Puis gravement et remuant les lèvres comme quelqu'un qui prie ou qui se parle à lui-même, il dressa les deux doigts de sa main droite et bénit l'homme qui ne se courba pas, et sans tourner la tête, et sans regarder derrière lui, il rentra dans sa chambre.

Quand l'alcôve était habitée, un grand rideau de serge tiré de part en part dans l'oratoire cachait l'autel. L'évêque s'agenouilla en passant devant ce rideau et fit une courte prière. Un moment après, il était dans son jardin, marchant, rêvant, contemplant, l'âme et la pensée tout entières à ces grandes choses mystérieuses que Dieu montre la nuit aux yeux qui restent ouverts.

Quant à l'homme, il était vraiment si fatigué qu'il n'avait même pas profité de ces bons draps blancs. Il avait soufflé sa bougie avec sa narine à la manière des forçats et s'était laissé tomber tout habillé sur le lit, où il s'était tout de suite profondément endormi.

Minuit sonnait comme l'évêque rentrait de son jardin dans son appartement. Quelques minutes après, tout dormait dans la petite maison.

Vers le milieu de la nuit, Jean Valjean se réveilla. Jean Valjean était d'une pauvre famille de paysans de la Bril. Dans son enfance, il n'avait pas appris à lire. Quand il eut l'âge d'homme, il était émondeur à Faverolles. Sa mère s'appelait Jeanne Valjean ou Vlajean, sobriquet probablement, et contraction de voilà Jean.

Jean Valjean était d'un caractère pensif sans être triste, ce qui est le propre des natures affectueuses. Somme toute, pourtant, c'était quelque chose d'assez

endormi et d'assez insignifiant, en apparence du moins, que Jean Valjean. Il avait perdu en très-bas âge son père et sa mère. Sa mère était morte d'une fièvre mal soignée. Son père, émondeur comme lui, s'était tué en tombant d'un arbre. Il n'était resté à Jean Valjean qu'une sœur plus âgée que lui, veuve, avec sept enfants, filles et garçons. Cette sœur avait élevé Jean Valjean, et tant qu'elle eut son mari elle logea et nourrit son jeune frère. Le mari mourut. L'aîné des sept enfants avait huit ans, le dernier un an. Jean Valjean venait d'atteindre, lui, sa vingt-cinquième année. Il remplaça le père, et soutint à son tour sa sœur qui l'avait élevé. Cela se fit simplement comme un devoir, même avec quelque chose de bourru de la part de Jean Valjean. Sa jeunesse se dépensait ainsi dans un travail rude et mal-payé.

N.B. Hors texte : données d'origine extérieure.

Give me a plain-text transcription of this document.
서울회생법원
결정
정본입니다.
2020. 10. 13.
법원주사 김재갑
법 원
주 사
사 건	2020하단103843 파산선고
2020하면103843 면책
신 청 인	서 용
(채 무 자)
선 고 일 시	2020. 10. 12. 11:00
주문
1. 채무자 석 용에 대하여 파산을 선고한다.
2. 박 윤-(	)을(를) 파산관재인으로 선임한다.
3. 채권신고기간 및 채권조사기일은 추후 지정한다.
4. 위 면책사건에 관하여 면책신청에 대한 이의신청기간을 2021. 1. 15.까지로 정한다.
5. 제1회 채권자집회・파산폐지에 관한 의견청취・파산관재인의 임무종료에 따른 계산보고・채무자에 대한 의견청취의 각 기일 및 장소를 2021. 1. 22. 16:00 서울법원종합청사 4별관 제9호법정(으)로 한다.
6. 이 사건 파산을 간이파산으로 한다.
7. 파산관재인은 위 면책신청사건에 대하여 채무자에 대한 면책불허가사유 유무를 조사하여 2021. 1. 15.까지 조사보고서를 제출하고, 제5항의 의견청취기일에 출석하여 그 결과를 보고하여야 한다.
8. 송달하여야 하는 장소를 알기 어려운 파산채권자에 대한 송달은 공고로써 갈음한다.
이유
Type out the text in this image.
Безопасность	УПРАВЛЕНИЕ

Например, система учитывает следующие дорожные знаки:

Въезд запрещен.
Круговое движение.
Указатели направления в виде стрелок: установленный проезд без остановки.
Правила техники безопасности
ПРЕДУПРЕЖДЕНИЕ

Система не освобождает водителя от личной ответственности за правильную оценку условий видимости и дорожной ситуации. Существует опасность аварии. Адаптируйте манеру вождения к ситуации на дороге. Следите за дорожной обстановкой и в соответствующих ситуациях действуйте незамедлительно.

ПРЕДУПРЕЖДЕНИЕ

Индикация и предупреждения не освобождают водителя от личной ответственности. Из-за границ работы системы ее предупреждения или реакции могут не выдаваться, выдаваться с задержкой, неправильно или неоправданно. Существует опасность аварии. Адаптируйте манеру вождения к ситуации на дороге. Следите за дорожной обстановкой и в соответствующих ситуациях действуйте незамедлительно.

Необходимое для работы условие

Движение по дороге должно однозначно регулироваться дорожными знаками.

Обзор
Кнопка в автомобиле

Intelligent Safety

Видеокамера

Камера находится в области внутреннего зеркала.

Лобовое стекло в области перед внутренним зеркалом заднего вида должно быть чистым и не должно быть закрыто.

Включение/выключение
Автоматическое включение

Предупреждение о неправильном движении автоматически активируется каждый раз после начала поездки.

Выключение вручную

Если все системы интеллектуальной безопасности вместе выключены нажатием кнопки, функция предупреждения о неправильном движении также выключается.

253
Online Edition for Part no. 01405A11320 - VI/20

Le soir il rentrait fatigué et mangeait sa soupe, sans dire un mot. Sa sœur, mère Jeanne, pendant qu'il mangeait, lui prenait souvent dans son écuelle le meilleur de son repas, le morceau de viande, la tranche de lard, le cœur de chou, pour le donner à quelqu'un de ses enfants; lui, mangeant toujours, penché sur la table, presque la tête dans sa soupe, ses longs cheveux tombant autour de son écuelle et cachant ses yeux, avait l'air de ne rien voir et laissait faire. Il y avait à Faverolles, pas loin de la chaumière Valjean, de l'autre côté de la ruelle, une fermière appelée Marie-Claude; les enfants Valjean, habituellement affamés, allaient quelquefois emprunter au nom de leur mère une pinte de lait à Marie-Claude, qu'ils buvaient derrière une haie ou dans quelque coin d'allée, s'arrachant le pot, et si hâtivement que les petites filles s'en répandaient sur leur tablier et dans leur goulotte: la mère, si elle eût su cette maraude, eût sévèrement corrigé les délinquants. Jean Valjean, brusque et bougon, payait, en arrière de la mère, la pinte de lait à Marie-Claude, et les enfants n'étaient pas punis.